Basic W-Fi Lessons
As the world of office work increasingly moves remote, our home Wi-Fi is no longer just used for entertainment. Now it's an important link to the outside world - to our extended family, friends, co-workers, and boss. Not only do you need a stable Wi-Fi network, but people in your surrounding area do too - Here are three steps everyone can take to be a good Wi-Fi neighbor.
Step 1 – Disable 2.4 GHz if Possible
Ever since Wi-Fi began in the 2.4 GHz band every Wi-Fi access point and router has supported 2.4 GHz. It used to be that many Wi-Fi devices only had 2.4 GHz, and many Internet of Things (IoT) devices still only have 2.4 GHz Wi-Fi. But all recent smartphones, media streamers (Apple TV, Roku, etc.), and laptops have both 2.4 GHz Wi-Fi and 5 GHz Wi-Fi.
If you don't have Internet of Things devices in your home, there's a good chance that you don't need to have 2.4 GHz Wi-Fi enabled on your Wi-Fi access point. If you don't need it we recommend disabling it. If you aren't sure if you need it, you can experiment by disabling it and seeing if anyone complains.

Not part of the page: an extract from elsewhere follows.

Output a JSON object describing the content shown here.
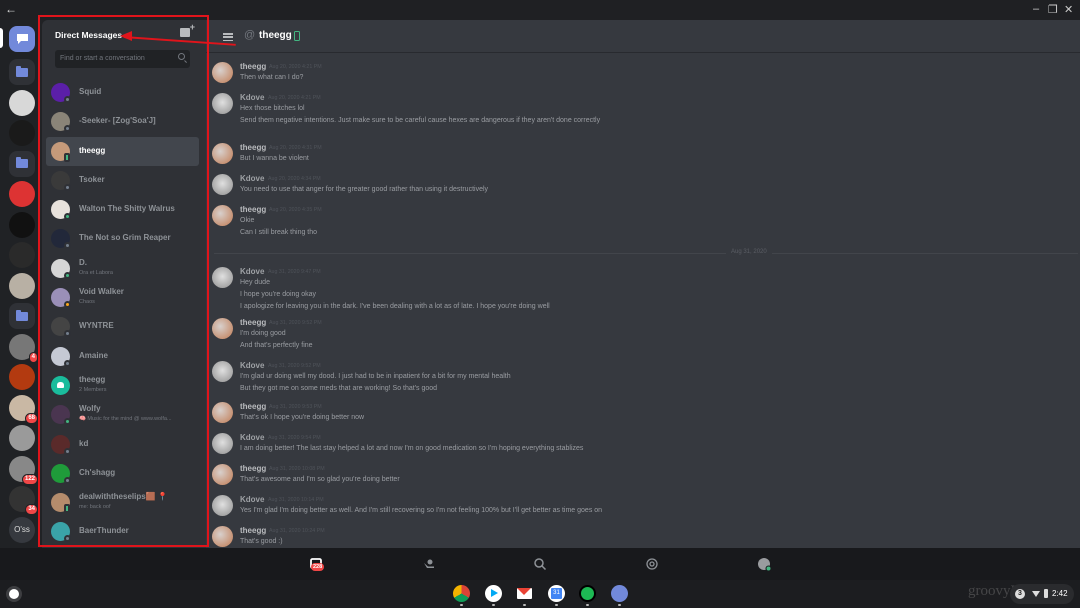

Every access point sends a broadcast message called a "beacon" 10 times per second telling the world about itself. Beacons are sent at super slow speeds so that all devices, no matter how old and limited can understand the beacon. Over the years as Wi-Fi access points have added more and more capabilities, the beacons have gotten longer and longer. In 2.4 GHz beacons are sent at the slowest speed possible, which is 1 Mbps, and in 5 GHz beacons are sent at 6 Mbps, so beacon overhead is less of a problem in 5 GHz than it is in 2.4 GHz.
A modern Wi-Fi access point can consume up to 4% of all available airtime just sending beacons to any device that will listen. Now 4% may not seem too bad, but imagine 10 access points on the same channel, each one sending 10 beacons per second and suddenly 40% of the airtime is being used up before a Wi-Fi device even tries to connect.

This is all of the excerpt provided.